Yurda geldiklerinde önce Yıldız'ın eşyalarını yerleştirdiler. Daha sonra tüm Çocukları bir kapının önüne topladılar. Çocuklar kapıya bakınca, çizgi film karakterleri çizilmiş bir kapı gördüler
Yıldız: Ali abi bu odada ne var
Ali: Senin ve arkadaşların için küçük bir sürpriz Yıldızım
Nazlı: Kapıyı açmak ister misin
Yıldız: Olur
Yıldız kapının kolunu yavaşça çevirmişti kapı açtığında Yıldız ve diğer çocuklar gözlerini etrafa bakmaktan alamadı.

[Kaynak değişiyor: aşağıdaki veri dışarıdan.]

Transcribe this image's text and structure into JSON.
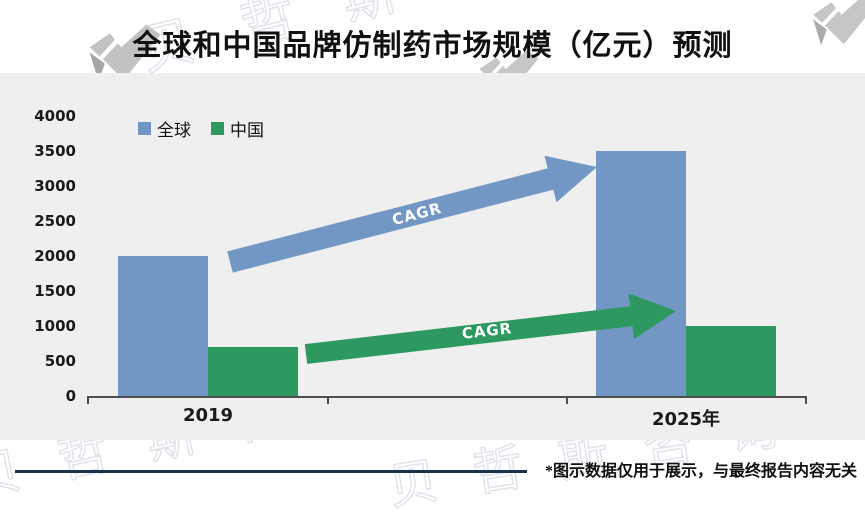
{
  "page": {
    "title": "全球和中国品牌仿制药市场规模（亿元）预测",
    "footer_note": "*图示数据仅用于展示，与最终报告内容无关",
    "watermark_text": "贝哲斯咨询"
  },
  "chart_data": {
    "type": "bar",
    "title": "全球和中国品牌仿制药市场规模（亿元）预测",
    "unit": "亿元",
    "categories": [
      "2019",
      "2025年"
    ],
    "series": [
      {
        "name": "全球",
        "color": "#7397C4",
        "values": [
          2000,
          3500
        ]
      },
      {
        "name": "中国",
        "color": "#2D9960",
        "values": [
          700,
          1000
        ]
      }
    ],
    "ylim": [
      0,
      4000
    ],
    "ytick_step": 500,
    "grid": false,
    "legend_position": "top-left",
    "plot_background": "#efefef",
    "annotations": [
      {
        "label": "CAGR",
        "series": "全球",
        "color": "#7397C4"
      },
      {
        "label": "CAGR",
        "series": "中国",
        "color": "#2D9960"
      }
    ]
  }
}
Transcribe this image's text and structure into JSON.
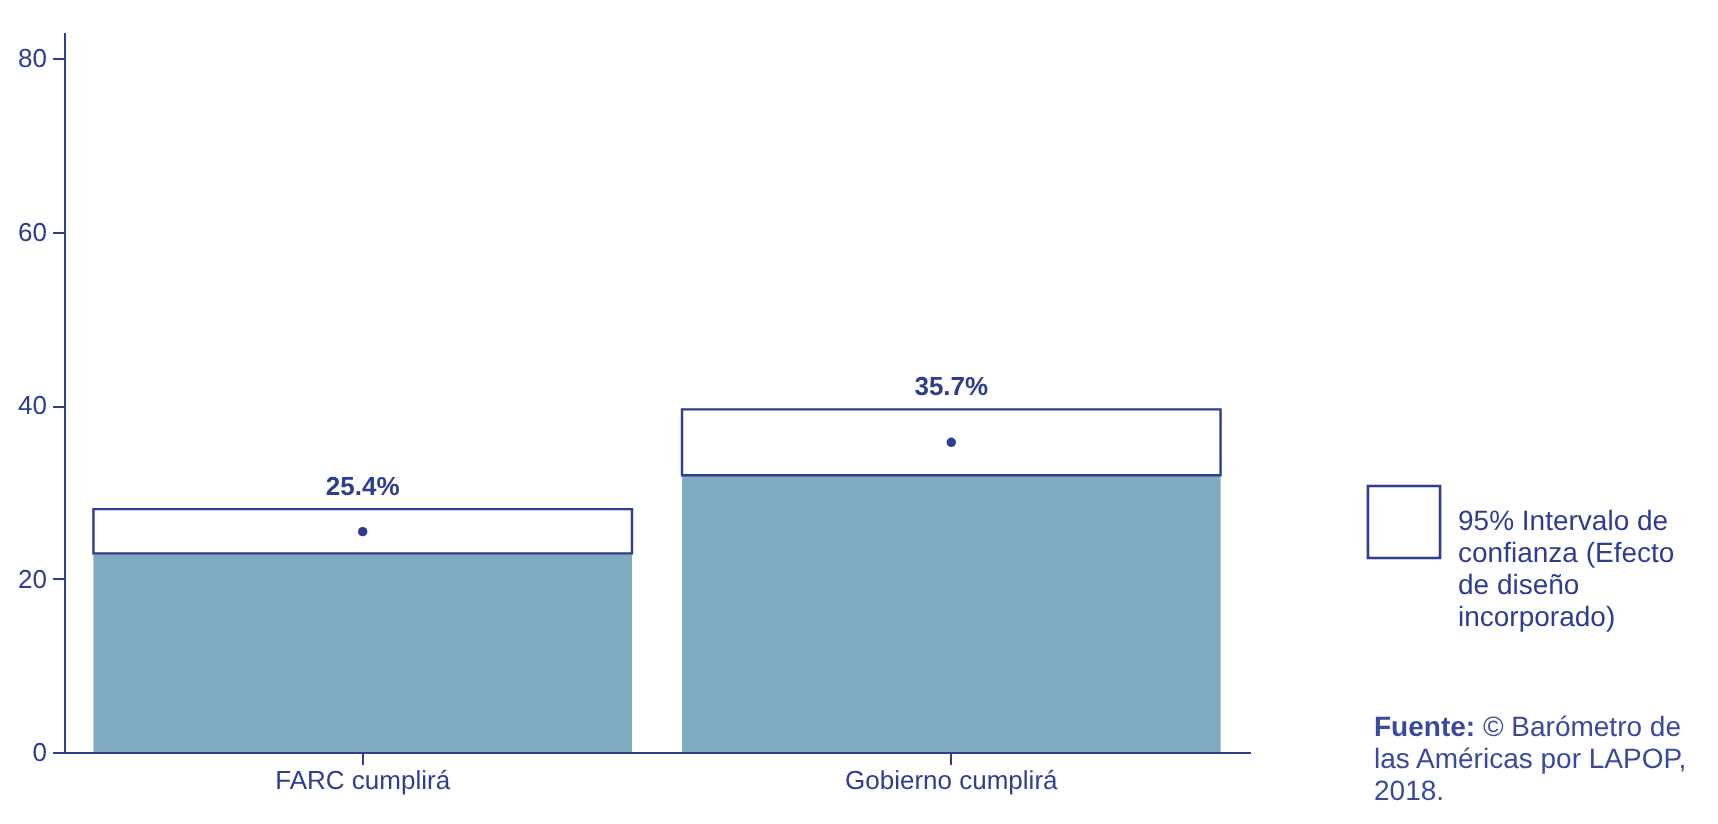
{
  "chart_data": {
    "type": "bar",
    "stacked": true,
    "categories": [
      "FARC cumplirá",
      "Gobierno cumplirá"
    ],
    "series": [
      {
        "type": "bar",
        "color": "#7fa9be",
        "values": [
          22.9,
          31.9
        ]
      },
      {
        "type": "bar",
        "name": "95% Intervalo de confianza (Efecto de diseño incorporado)",
        "color": "#ffffff",
        "values": [
          5.1,
          7.6
        ]
      },
      {
        "type": "scatter",
        "color": "#2e3d8f",
        "x": [
          "FARC cumplirá",
          "Gobierno cumplirá"
        ],
        "values": [
          25.4,
          35.7
        ],
        "value_labels": [
          "25.4%",
          "35.7%"
        ]
      }
    ],
    "ylim": [
      0,
      83
    ],
    "yticks": [
      0,
      20,
      40,
      60,
      80
    ],
    "grid": false,
    "legend": "right",
    "annotations": [
      "Fuente: © Barómetro de las Américas por LAPOP, 2018."
    ]
  }
}
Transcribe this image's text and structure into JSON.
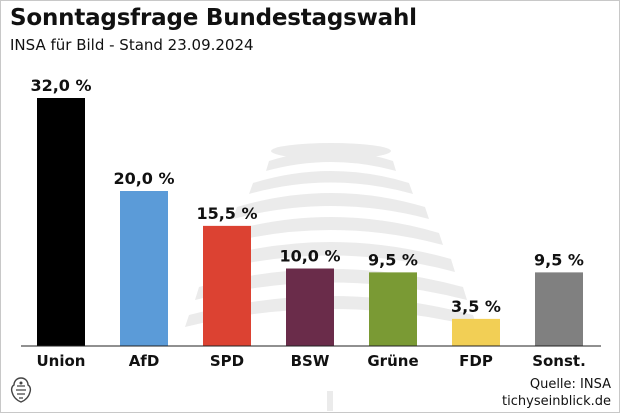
{
  "header": {
    "title": "Sonntagsfrage Bundestagswahl",
    "subtitle": "INSA für Bild - Stand 23.09.2024"
  },
  "source": {
    "line1": "Quelle: INSA",
    "line2": "tichyseinblick.de"
  },
  "logo": {
    "icon": "eagle-logo-icon"
  },
  "watermark": {
    "icon": "bundestag-dome-icon"
  },
  "chart_data": {
    "type": "bar",
    "categories": [
      "Union",
      "AfD",
      "SPD",
      "BSW",
      "Grüne",
      "FDP",
      "Sonst."
    ],
    "values": [
      32.0,
      20.0,
      15.5,
      10.0,
      9.5,
      3.5,
      9.5
    ],
    "value_labels": [
      "32,0 %",
      "20,0 %",
      "15,5 %",
      "10,0 %",
      "9,5 %",
      "3,5 %",
      "9,5 %"
    ],
    "colors": [
      "#000000",
      "#5b9bd8",
      "#dc4232",
      "#6a2c4a",
      "#7a9a34",
      "#f2cf55",
      "#808080"
    ],
    "title": "Sonntagsfrage Bundestagswahl",
    "xlabel": "",
    "ylabel": "",
    "ylim": [
      0,
      32
    ],
    "grid": false,
    "legend": "none"
  }
}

Ali onlar için birçok oyuncak, kutu oyunu, boylarına göre renkli masa ve sandalye ve puflar, küçük bir kütüphane bile vardı.
Nazlı: Beğendiniz mi
Çocuklar: Evet, Teşekkür ederiz
Ali: Sen Yıldızım, beğendin mi
Yıldız: Evet Ali Abi
Nazlı: Biliyor musun duvarlardaki resimlerin hepsini Ali Abin çizdi
Yıldız: Gerçekten mi
Nazlı: Evet bir tanem hem istersen biz geri döndüğümüzde senin odanın duvarlarına da çizeriz
Yıldız: Gerçekten çizer miyiz
Ali: Yeter ki sen iste
Bir süre daha durduktan sonra artık gitme vakitleri geliyordu.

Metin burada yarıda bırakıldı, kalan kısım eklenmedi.